La manoeuvre médiatique nucléaire devient récurrente. Statistiquement, elle a une fréquence d’un mois à 5 semaines. Comme un pistolero qui exhibe son arme pour montrer aux gens qu’il est dangereux, le président russe Vladimir Poutine a annoncé samedi que son pays allait " dans les prochains mois " livrer au Bélarus, d’où des frappes ont été effectuées contre le territoire ukrainien, des missiles capables de transporter des charges nucléaires.
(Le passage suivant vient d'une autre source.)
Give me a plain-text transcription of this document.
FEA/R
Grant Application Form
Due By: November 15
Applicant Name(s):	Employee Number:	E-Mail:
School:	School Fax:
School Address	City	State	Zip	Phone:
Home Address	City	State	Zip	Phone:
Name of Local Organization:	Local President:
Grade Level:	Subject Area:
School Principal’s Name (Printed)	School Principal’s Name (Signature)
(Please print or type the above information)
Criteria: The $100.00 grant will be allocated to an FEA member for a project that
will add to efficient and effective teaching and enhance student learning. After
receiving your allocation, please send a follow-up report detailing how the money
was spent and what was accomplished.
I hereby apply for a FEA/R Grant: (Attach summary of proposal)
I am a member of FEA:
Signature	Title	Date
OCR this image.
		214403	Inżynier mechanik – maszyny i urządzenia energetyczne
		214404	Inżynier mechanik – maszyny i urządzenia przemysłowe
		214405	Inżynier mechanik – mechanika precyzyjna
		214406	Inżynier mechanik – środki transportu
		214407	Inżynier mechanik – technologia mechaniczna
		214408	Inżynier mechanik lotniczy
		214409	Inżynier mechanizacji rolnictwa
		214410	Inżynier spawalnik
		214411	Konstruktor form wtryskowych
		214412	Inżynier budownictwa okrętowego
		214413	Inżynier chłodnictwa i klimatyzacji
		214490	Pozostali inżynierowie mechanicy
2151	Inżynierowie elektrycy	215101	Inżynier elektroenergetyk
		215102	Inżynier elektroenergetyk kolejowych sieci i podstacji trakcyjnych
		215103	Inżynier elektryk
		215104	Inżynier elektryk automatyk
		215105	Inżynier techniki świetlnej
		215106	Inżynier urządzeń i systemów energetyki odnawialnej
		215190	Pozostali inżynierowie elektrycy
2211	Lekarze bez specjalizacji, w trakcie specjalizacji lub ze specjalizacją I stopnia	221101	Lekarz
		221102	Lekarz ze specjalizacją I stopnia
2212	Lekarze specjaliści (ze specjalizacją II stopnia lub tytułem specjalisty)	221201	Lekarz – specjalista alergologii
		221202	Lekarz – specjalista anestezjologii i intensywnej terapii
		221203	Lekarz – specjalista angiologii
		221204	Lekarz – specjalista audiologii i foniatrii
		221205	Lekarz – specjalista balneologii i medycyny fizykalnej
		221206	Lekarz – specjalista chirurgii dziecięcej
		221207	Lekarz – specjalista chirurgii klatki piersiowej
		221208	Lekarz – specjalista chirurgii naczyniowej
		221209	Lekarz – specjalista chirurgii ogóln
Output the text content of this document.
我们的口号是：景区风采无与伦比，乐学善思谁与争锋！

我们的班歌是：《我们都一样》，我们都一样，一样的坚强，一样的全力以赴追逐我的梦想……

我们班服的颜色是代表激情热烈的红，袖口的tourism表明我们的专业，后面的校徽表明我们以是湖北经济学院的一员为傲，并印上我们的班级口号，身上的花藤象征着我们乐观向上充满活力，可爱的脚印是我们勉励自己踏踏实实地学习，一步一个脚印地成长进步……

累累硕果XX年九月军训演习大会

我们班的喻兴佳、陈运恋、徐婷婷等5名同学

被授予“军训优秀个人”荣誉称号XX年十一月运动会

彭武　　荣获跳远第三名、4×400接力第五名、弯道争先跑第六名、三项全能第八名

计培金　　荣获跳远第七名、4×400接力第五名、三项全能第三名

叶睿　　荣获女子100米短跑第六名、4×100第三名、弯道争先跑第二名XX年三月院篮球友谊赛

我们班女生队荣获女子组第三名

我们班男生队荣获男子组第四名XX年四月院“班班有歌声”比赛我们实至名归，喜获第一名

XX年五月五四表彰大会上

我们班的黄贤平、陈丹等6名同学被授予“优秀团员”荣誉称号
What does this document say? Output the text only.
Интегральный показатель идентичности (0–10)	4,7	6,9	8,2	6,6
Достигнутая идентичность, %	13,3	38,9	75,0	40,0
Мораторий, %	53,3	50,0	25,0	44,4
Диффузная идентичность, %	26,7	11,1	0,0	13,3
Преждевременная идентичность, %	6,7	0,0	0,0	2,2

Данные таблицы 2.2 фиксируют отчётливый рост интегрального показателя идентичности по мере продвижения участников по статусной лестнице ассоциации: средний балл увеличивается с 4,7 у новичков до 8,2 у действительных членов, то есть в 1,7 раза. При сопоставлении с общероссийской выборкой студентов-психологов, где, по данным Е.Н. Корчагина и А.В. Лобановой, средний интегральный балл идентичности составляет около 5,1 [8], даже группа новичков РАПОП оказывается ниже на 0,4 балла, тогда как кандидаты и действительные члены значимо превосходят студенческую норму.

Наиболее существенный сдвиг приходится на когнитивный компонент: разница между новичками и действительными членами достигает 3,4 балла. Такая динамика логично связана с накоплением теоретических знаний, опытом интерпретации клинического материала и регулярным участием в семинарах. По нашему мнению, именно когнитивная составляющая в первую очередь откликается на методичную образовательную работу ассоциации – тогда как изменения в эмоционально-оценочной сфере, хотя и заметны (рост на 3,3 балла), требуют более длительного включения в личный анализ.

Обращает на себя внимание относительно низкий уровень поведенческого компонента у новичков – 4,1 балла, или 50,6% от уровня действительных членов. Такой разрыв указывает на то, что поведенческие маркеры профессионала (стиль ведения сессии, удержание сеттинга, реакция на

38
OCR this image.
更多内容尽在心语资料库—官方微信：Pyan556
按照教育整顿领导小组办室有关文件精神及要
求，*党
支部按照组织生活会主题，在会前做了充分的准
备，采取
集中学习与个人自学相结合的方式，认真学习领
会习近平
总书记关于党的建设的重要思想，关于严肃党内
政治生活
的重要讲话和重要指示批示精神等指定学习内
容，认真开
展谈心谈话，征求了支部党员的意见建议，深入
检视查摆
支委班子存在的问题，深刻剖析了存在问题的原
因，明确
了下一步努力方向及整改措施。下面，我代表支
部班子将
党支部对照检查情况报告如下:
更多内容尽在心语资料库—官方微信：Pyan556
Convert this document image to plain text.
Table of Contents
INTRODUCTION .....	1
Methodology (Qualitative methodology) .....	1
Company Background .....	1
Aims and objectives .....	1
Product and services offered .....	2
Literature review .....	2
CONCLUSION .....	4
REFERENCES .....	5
Il s’agit d’Iskander-M, a précisé le chef de l’Etat russe au début d’un entretien avec son homologue bélarusse Alexandre Loukachenko à Saint-Pétersbourg.

 

Dans des déclarations qui risquent de tendre davantage encore les rapports entre Moscou et les Occidentaux, les deux dirigeants ont aussi dit vouloir moderniser l’aviation du Bélarus pour la rendre capable de transporter des armes nucléaires.

Kiev avait peu avant accusé la Russie de vouloir " attirer " Minsk " dans la guerre " après le tir, selon l’armée ukrainienne, de 20 missiles à partir du sol bélarusse, ainsi que d’avions, sur un important centre militaire ukrainien, à Desna, dans le nord, samedi. Ce village de la région frontalière de Tcherniguiv, où aucune victime n’a cette fois été signalée, avait déjà été la cible, le 17 mai, de bombardements qui avaient alors fait 87 morts, d’après les Ukrainiens.

De premières attaques en provenance du territoire bélarusse avaient par ailleurs eu lieu au tout début de l’invasion de l’Ukraine, déclenchée le 24 février.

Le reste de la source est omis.